How to Throw a Baby Shower on a Budget

If your friend or relative is expecting, here's how to plan a budget-friendly baby shower she'll love.

Three women at a baby shower

You can save by ditching paper invitations for digital ones and asking some guests to attend the shower virtually rather than travelling.


Most women in their mid-20s and beyond have attended their share of baby showers. For those planning the festivities, though, the parade of pastel cupcakes, onesies and finger foods can cost a pretty penny. Here's a look at strategies for planning a baby shower on a budget.

Browse Pinterest for ideas. The popular online pinboard is a treasure trove of inspiration for do-it-yourself décor and food, says Lisa Kucik, owner of event planning company The RSVP Events in Plainfield, Ill. She offers a few ideas: "Use framed ultrasound pictures or decorations from the nursery to decorate tables. Colorful paper lanterns are inexpensive and not only versatile when it comes to theme and gender, but also a great way to fill space." Pinterest is also a good source of free printables for games, banners and other party items. 

[Read: 9 Ways to Save Money When You're Expecting a Baby.]

Choose a color scheme. Without a cohesive color scheme tying it all together, DIY or dollar store decorations can sometimes look disjointed or uncoordinated, points out Sarah Laing, 30, of Ontario, Canada, who has recently planned three baby showers and used various shades of tissue paper flowers. "If you have one or two colors, it tends to look a little more classy," she says. Instead of the traditional pastel pink for a girl or blue for a boy, consider yellow, green or whatever colors the mom-to-be loves. Then stick to that color palette for consistency's sake.

Find a budget-friendly venue and food. Hosting a baby shower at a restaurant or renting a venue and hiring caterers can cost hundreds (or in some cases, thousands) of dollars. Instead, consider hosting the shower at someone's home or free space. One of the showers Laing helped plan was held under a pavilion at a local park. "A lot of people bring their kids to baby showers, so [a park] gives them something to do," she says. Laing also suggests enlisting invited friends and family members to prepare food so that "everybody feels like they've been a part of it."

Send digital invites. In lieu of paper invitations and postage, consider sending digital invitations offered by sites like, or "Digital invitations [are] a great way to not only save money, but also be green and save on paper," Kucik says. "There are so many cute digital invites out there that can be personalized to fit any theme or gender." She also suggests that the mom-to-be sends out digital thank you notes after the shower to save time and money.

[Read: 8 Products Your Baby Doesn't Need.]

Create activities on a budget. Keep guests entertained with activities that won't break the bank. One idea Laing likes is an advice jar: Each guest writes down advice for the new mom and slips the paper in a jar. The recipient can frame the advice or store the jar as a keepsake in the nursery instead of getting a formal guest book that sits in a closet gathering dust. You could also play shower games or buy plain white onesies at a dollar store and have guests decorate them with fabric paint for the new baby.

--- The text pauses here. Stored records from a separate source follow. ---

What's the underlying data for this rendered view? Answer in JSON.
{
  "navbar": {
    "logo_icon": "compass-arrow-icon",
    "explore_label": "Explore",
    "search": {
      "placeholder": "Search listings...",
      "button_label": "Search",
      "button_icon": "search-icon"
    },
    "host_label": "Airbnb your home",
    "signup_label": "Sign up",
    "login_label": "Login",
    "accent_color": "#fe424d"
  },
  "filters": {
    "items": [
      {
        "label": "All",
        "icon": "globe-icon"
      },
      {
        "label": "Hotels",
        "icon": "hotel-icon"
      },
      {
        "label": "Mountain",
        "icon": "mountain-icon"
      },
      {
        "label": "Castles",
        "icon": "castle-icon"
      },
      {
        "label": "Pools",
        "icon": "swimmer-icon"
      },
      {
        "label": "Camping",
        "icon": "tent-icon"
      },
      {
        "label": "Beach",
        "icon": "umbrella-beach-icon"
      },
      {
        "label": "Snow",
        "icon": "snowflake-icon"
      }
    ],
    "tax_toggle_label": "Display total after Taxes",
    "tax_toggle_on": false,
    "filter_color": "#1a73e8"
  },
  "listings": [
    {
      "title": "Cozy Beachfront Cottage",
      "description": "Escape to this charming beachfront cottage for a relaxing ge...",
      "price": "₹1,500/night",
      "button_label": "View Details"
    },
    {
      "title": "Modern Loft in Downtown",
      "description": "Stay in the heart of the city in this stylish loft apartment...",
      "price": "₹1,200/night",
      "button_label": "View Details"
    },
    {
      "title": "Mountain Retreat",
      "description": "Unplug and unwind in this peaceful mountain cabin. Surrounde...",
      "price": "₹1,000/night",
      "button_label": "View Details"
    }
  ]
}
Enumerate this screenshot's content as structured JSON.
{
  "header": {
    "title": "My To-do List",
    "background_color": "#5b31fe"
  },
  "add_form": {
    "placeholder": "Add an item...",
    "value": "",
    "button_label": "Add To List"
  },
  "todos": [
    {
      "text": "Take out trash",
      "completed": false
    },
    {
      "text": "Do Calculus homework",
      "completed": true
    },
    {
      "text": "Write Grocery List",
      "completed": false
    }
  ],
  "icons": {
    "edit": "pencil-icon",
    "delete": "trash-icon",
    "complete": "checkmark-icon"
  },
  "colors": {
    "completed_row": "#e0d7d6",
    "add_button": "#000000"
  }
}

Let far-flung guests attend virtually. When transportation to a shower is too expensive, guests can now "attend" through video tools such as FaceTime, Skype or Google Hangout (Google's free video chat tool). Megan Elliott's best friend lives in Hawaii, where her friend's husband is stationed in the military, while Elliott lives in Colorado Springs and much of the mom-to-be's family lives in New Mexico. Despite the distance, the 26-year-old didn't want her friend to miss out on a baby shower, so she planned one to take place via Google Hangout last summer.

Guests sent their gifts to the expectant mom in advance so she could open them live on video, while they watched from computers in other parts of the country. Elliott also sent her friend a banner she created that matched the shower's Dr. Seuss theme, and she planned games they could play via video, including guessing the size of the new mom's stomach based on a photo slideshow. Her advice for others planning a virtual shower? Send the gifts well in advance, and test out the video tool so it runs smoothly on the big day. Also make sure that all guests understand the shower is taking place online rather than in person, and tell them the start time in their local time zone.

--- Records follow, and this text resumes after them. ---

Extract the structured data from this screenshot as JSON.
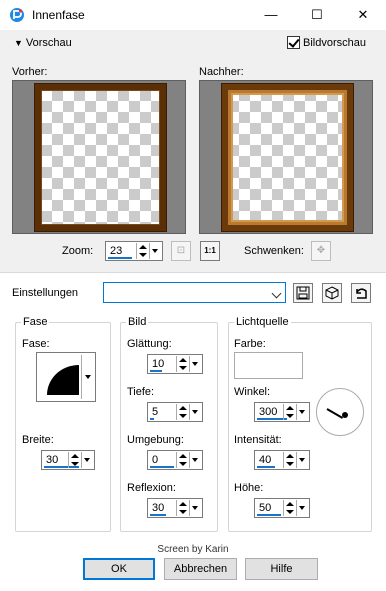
{
  "window": {
    "title": "Innenfase",
    "minimize": "—",
    "maximize": "☐",
    "close": "✕"
  },
  "preview": {
    "header": "Vorschau",
    "checkbox_label": "Bildvorschau",
    "checkbox_checked": true,
    "before_label": "Vorher:",
    "after_label": "Nachher:",
    "zoom_label": "Zoom:",
    "zoom_value": "23",
    "pan_label": "Schwenken:"
  },
  "settings": {
    "label": "Einstellungen",
    "preset_value": ""
  },
  "fase_group": {
    "title": "Fase",
    "fase_label": "Fase:",
    "breite_label": "Breite:",
    "breite_value": "30"
  },
  "bild_group": {
    "title": "Bild",
    "glaettung_label": "Glättung:",
    "glaettung_value": "10",
    "tiefe_label": "Tiefe:",
    "tiefe_value": "5",
    "umgebung_label": "Umgebung:",
    "umgebung_value": "0",
    "reflexion_label": "Reflexion:",
    "reflexion_value": "30"
  },
  "licht_group": {
    "title": "Lichtquelle",
    "farbe_label": "Farbe:",
    "winkel_label": "Winkel:",
    "winkel_value": "300",
    "intensitaet_label": "Intensität:",
    "intensitaet_value": "40",
    "hoehe_label": "Höhe:",
    "hoehe_value": "50"
  },
  "footer": {
    "credit": "Screen by Karin",
    "ok": "OK",
    "cancel": "Abbrechen",
    "help": "Hilfe"
  },
  "colors": {
    "accent": "#0078d7",
    "frame_brown": "#5a2f06",
    "preview_bg": "#828282"
  }
}
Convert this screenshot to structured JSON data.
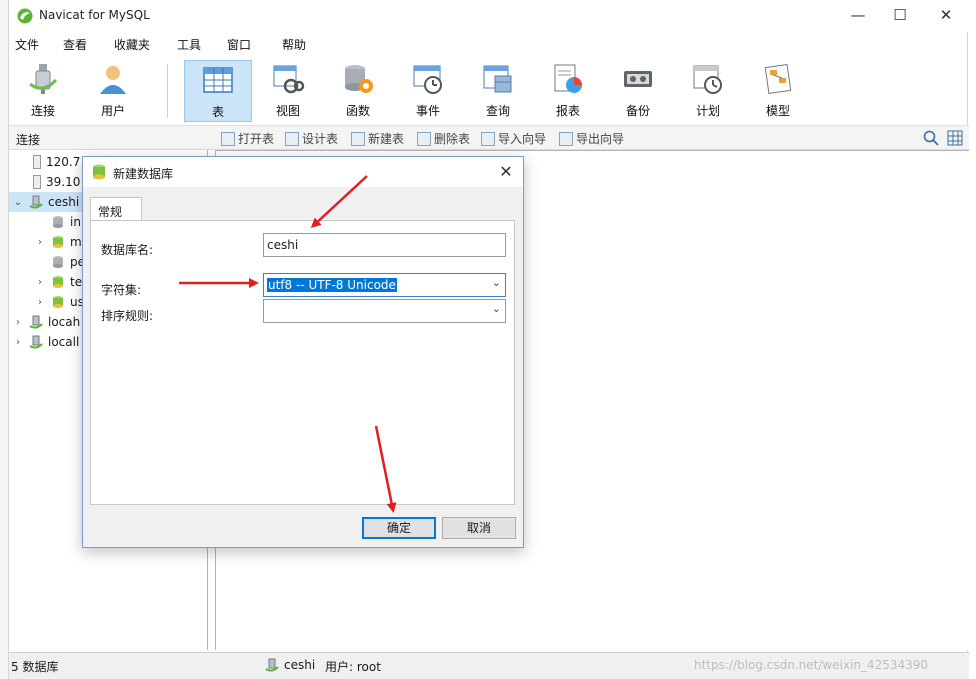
{
  "window": {
    "title": "Navicat for MySQL",
    "minimize": "—",
    "maximize": "☐",
    "close": "✕"
  },
  "menu": [
    "文件",
    "查看",
    "收藏夹",
    "工具",
    "窗口",
    "帮助"
  ],
  "toolbar": [
    {
      "label": "连接",
      "icon": "plug-icon"
    },
    {
      "label": "用户",
      "icon": "user-icon"
    },
    {
      "label": "表",
      "icon": "table-icon",
      "active": true
    },
    {
      "label": "视图",
      "icon": "view-icon"
    },
    {
      "label": "函数",
      "icon": "function-icon"
    },
    {
      "label": "事件",
      "icon": "event-icon"
    },
    {
      "label": "查询",
      "icon": "query-icon"
    },
    {
      "label": "报表",
      "icon": "report-icon"
    },
    {
      "label": "备份",
      "icon": "backup-icon"
    },
    {
      "label": "计划",
      "icon": "schedule-icon"
    },
    {
      "label": "模型",
      "icon": "model-icon"
    }
  ],
  "subbar": {
    "connection_header": "连接",
    "buttons": [
      "打开表",
      "设计表",
      "新建表",
      "删除表",
      "导入向导",
      "导出向导"
    ]
  },
  "tree": [
    {
      "label": "120.7",
      "level": 1,
      "arrow": "",
      "kind": "server"
    },
    {
      "label": "39.10",
      "level": 1,
      "arrow": "",
      "kind": "server"
    },
    {
      "label": "ceshi",
      "level": 0,
      "arrow": "⌄",
      "kind": "connection",
      "selected": true
    },
    {
      "label": "in",
      "level": 2,
      "arrow": "",
      "kind": "db-gray"
    },
    {
      "label": "m",
      "level": 2,
      "arrow": "›",
      "kind": "db"
    },
    {
      "label": "pe",
      "level": 2,
      "arrow": "",
      "kind": "db-gray"
    },
    {
      "label": "te",
      "level": 2,
      "arrow": "›",
      "kind": "db"
    },
    {
      "label": "us",
      "level": 2,
      "arrow": "›",
      "kind": "db"
    },
    {
      "label": "locah",
      "level": 0,
      "arrow": "›",
      "kind": "connection"
    },
    {
      "label": "locall",
      "level": 0,
      "arrow": "›",
      "kind": "connection"
    }
  ],
  "status": {
    "db_count": "5 数据库",
    "connection": "ceshi",
    "user": "用户: root",
    "watermark": "https://blog.csdn.net/weixin_42534390"
  },
  "dialog": {
    "title": "新建数据库",
    "close": "✕",
    "tab": "常规",
    "db_name_label": "数据库名:",
    "db_name_value": "ceshi",
    "charset_label": "字符集:",
    "charset_value": "utf8 -- UTF-8 Unicode",
    "collation_label": "排序规则:",
    "collation_value": "",
    "ok": "确定",
    "cancel": "取消"
  },
  "colors": {
    "accent": "#0078d7",
    "arrow": "#e02020",
    "selection": "#cce4f7"
  }
}
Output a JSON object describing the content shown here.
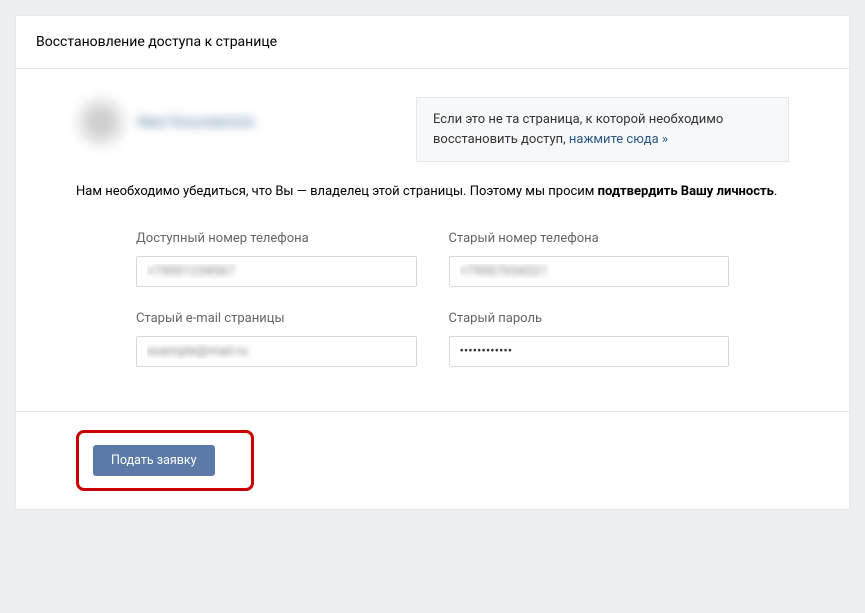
{
  "header": {
    "title": "Восстановление доступа к странице"
  },
  "profile": {
    "username": "Имя Пользователя"
  },
  "infobox": {
    "text_before": "Если это не та страница, к которой необходимо восстановить доступ, ",
    "link_text": "нажмите сюда »"
  },
  "description": {
    "text_before": "Нам необходимо убедиться, что Вы — владелец этой страницы. Поэтому мы просим ",
    "bold_text": "подтвердить Вашу личность",
    "text_after": "."
  },
  "form": {
    "available_phone": {
      "label": "Доступный номер телефона",
      "value": "+79001234567"
    },
    "old_phone": {
      "label": "Старый номер телефона",
      "value": "+79007654321"
    },
    "old_email": {
      "label": "Старый e-mail страницы",
      "value": "example@mail.ru"
    },
    "old_password": {
      "label": "Старый пароль",
      "value": "••••••••••••"
    }
  },
  "footer": {
    "submit_label": "Подать заявку"
  }
}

[See: 10 Baby Products You Should Never Buy.]

Have sweets serve double duty. Kucik suggests buying a professionally decorated cake or cupcakes. "This, unlike other food, will be the center of pictures and is often what the guests remember," she says. "Make it your centerpiece, so it serves two purposes."

Like cakes, candy centerpieces can be decorative and delicious. For her sister-in-law's baby shower, Laing borrowed candy dishes from a friend who purchased them for her wedding. Laing filled the dishes with bulk candy and allowed guests to serve themselves from the "candy bar."